I stopped the diet and the exercise, I needed all my energy to get better, but what I was really sad about, we even though I stuck to the diet like glue and with all the extra exercise over several weeks, I lost just 5lbs. I was so upset, really upset.
Over the last few months, just trying to find food that I can eat has been difficult but I am beginning to learn what does and doesn’t hurt or react, so much so that this week I have started to diet again. I have not signed up with anyone, I am just cutting down a little and very slightly upping my exercise and I will see if this has any impact on my weight.
The other big thing that happened is all concerned with work.

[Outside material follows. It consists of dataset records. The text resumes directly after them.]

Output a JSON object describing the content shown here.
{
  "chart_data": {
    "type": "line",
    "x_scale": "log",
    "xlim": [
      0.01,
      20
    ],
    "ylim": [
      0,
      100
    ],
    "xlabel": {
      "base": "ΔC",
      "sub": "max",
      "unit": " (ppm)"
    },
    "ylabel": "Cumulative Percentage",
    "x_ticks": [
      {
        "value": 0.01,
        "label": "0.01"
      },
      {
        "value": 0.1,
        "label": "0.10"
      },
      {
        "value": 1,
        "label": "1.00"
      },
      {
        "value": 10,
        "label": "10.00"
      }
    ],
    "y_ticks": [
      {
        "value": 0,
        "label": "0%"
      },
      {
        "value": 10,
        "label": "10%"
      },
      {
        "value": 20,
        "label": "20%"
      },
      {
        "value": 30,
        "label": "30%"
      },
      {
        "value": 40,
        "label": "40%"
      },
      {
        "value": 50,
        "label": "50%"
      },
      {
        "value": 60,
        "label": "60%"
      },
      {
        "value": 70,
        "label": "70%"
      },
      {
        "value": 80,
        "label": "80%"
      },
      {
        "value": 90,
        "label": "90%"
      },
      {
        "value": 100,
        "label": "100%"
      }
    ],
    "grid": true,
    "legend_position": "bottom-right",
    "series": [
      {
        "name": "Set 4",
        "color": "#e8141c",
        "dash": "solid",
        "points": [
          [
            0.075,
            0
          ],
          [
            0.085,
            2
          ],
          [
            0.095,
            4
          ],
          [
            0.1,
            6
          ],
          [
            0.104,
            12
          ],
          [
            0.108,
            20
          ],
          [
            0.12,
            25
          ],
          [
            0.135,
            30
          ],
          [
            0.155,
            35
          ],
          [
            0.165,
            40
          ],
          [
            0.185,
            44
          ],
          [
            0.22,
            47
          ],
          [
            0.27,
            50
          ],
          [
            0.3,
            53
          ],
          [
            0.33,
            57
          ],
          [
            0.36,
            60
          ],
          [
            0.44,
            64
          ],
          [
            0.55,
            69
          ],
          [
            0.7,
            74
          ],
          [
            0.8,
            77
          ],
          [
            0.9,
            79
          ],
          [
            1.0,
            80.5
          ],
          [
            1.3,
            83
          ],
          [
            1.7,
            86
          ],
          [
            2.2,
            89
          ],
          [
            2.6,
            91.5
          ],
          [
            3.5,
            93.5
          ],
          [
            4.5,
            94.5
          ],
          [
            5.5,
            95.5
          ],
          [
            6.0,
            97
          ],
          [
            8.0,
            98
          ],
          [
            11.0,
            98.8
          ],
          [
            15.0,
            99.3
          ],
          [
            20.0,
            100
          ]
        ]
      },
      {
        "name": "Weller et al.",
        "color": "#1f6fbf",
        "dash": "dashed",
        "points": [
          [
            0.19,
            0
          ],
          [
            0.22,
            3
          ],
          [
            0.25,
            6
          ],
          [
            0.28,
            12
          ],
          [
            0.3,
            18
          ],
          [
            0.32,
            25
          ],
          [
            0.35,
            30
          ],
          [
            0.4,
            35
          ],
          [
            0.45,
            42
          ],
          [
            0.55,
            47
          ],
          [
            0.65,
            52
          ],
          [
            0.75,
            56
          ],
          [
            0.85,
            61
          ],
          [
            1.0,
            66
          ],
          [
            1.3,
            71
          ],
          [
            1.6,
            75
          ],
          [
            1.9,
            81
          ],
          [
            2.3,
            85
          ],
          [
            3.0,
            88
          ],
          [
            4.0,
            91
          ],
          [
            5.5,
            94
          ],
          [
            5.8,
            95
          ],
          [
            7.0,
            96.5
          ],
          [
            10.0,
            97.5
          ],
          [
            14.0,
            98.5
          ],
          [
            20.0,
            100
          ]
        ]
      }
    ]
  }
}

I have two jobs; Work1 and Work2, the very short explanation is I now do more hours but I have had an extremely good pay rise. There was a lot of negations and even tears of frustration on my part, but let’s just say I didn’t buckle which would have meant I would have technically got a pay cut. Instead I stuck to my guns and was given the correct remuneration for the amount of responsibility I hold at work1. I have also been asked to stay on at Work2, which was a huge compliment. This is possible as both my jobs are within a mile and half radius of home, therefore I have such a little commute, I am able to do both jobs and still be home at the same time as Noel. But now Work2 wage is a very much added bonus and I have decided to use it to pay to do my Business Studies / Accounting Degree with Open University.
To do a degree has been a very long standing ambition; I had resigned myself to the fact that I would probably do the degree when I had retired! But I am a fully paid up student and tomorrow I start my first module; Bookkeeping and Accounting Level 1; 10 Credits. I am so excited, so very excited.
I am also very busy sewing wedding attire, again another lovely neighbour; Tris is getting married on 26 February, I am making her wedding gown, 1 x adult bridesmaid dress, 1 x 5 year old bridesmaid dress and 5 men’s waistcoats, as I said very busy, finished photos in a month.
But to help me relax at the end of the day I am also doing a little knitting, the challenge was for a pair of socks in a month, I have failed, I knitted this sock in 14 days but only 3 inches of sock number 2, which is a shame but it is a lovely sock.